Z and I don’t really celebrate Valentine’s Day. That’s a story for another time. But sometimes I’m caught off guard by how much I love this man.
There are lots of moments when it’s difficult; we are very different people. But there are also moments when it makes sense. Like this afternoon, which started at SweetWater brewery and ended, unexpectedly, at the Piedmont Driving Club. A club that admitted it’s first black member in 1994. I’ll just let that date sink in. Sometimes the truth of history in this place almost knocks the wind out of me.

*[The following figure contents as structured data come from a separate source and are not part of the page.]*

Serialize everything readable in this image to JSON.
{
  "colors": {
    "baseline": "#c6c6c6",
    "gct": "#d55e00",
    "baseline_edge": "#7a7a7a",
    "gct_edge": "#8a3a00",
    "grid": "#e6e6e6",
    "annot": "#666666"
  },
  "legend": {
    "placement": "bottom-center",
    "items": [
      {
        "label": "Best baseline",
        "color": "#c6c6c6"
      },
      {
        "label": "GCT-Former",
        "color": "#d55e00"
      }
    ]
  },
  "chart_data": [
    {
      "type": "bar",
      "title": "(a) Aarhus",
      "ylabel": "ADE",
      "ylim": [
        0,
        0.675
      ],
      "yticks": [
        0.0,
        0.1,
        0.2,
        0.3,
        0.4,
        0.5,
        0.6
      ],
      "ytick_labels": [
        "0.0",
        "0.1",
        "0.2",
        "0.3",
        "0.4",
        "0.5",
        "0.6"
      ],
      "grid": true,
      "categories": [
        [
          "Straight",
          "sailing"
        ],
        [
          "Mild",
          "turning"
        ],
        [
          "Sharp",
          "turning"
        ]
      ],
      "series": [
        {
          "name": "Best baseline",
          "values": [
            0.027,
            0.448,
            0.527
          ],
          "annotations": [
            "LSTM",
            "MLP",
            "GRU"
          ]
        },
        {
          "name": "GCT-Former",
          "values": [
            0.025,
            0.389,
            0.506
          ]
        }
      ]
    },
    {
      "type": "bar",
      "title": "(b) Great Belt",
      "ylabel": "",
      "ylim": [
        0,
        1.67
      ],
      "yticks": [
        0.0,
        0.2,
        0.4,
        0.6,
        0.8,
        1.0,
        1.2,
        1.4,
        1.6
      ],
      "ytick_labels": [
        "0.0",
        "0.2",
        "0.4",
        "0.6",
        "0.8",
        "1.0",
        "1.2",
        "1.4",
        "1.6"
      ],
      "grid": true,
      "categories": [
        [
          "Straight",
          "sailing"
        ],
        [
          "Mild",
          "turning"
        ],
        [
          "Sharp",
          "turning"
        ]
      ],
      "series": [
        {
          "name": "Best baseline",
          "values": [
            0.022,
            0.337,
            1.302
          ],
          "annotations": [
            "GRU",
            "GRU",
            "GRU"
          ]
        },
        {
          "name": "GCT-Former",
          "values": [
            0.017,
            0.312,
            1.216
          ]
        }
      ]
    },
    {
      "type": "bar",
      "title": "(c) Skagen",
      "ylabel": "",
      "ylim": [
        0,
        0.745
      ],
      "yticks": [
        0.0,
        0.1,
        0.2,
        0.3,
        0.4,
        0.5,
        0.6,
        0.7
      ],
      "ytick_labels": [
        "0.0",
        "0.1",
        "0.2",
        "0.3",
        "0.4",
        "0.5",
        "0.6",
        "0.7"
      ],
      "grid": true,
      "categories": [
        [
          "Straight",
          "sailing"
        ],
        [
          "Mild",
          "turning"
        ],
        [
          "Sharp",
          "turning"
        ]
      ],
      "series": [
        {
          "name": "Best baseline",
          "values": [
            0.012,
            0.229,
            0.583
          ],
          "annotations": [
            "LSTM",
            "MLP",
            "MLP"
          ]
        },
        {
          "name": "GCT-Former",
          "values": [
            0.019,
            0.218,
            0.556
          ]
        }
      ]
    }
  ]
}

I love him because he understands people. Because he doesn’t hate. Because he can have a conversation about business, about politics, about theater. Because he’ll even entertain a conversation about the problems with the system for reserving squash courts, all the while understanding that the people he’s talking to are frantically trying to grab for the sand that’s slipping through their fingers.
I love him because he inhabits so many worlds. Because he keeps me honest and expects me to do the same for him. Because he has so much to teach me. Because he will hold his tongue until the valet brings our car and we both just start laughing. Because he won’t let that laughter turn into its own variety of superiority and condescension. Because when it matters he won’t hold his tongue at all.
I am not expressing what I mean to well. I only mean to say that there are moments—or days—when I am reminded why I married this man. With Z, they are rarely the day-to-day moments, but when they come, I am bowled over. Today was one of those days.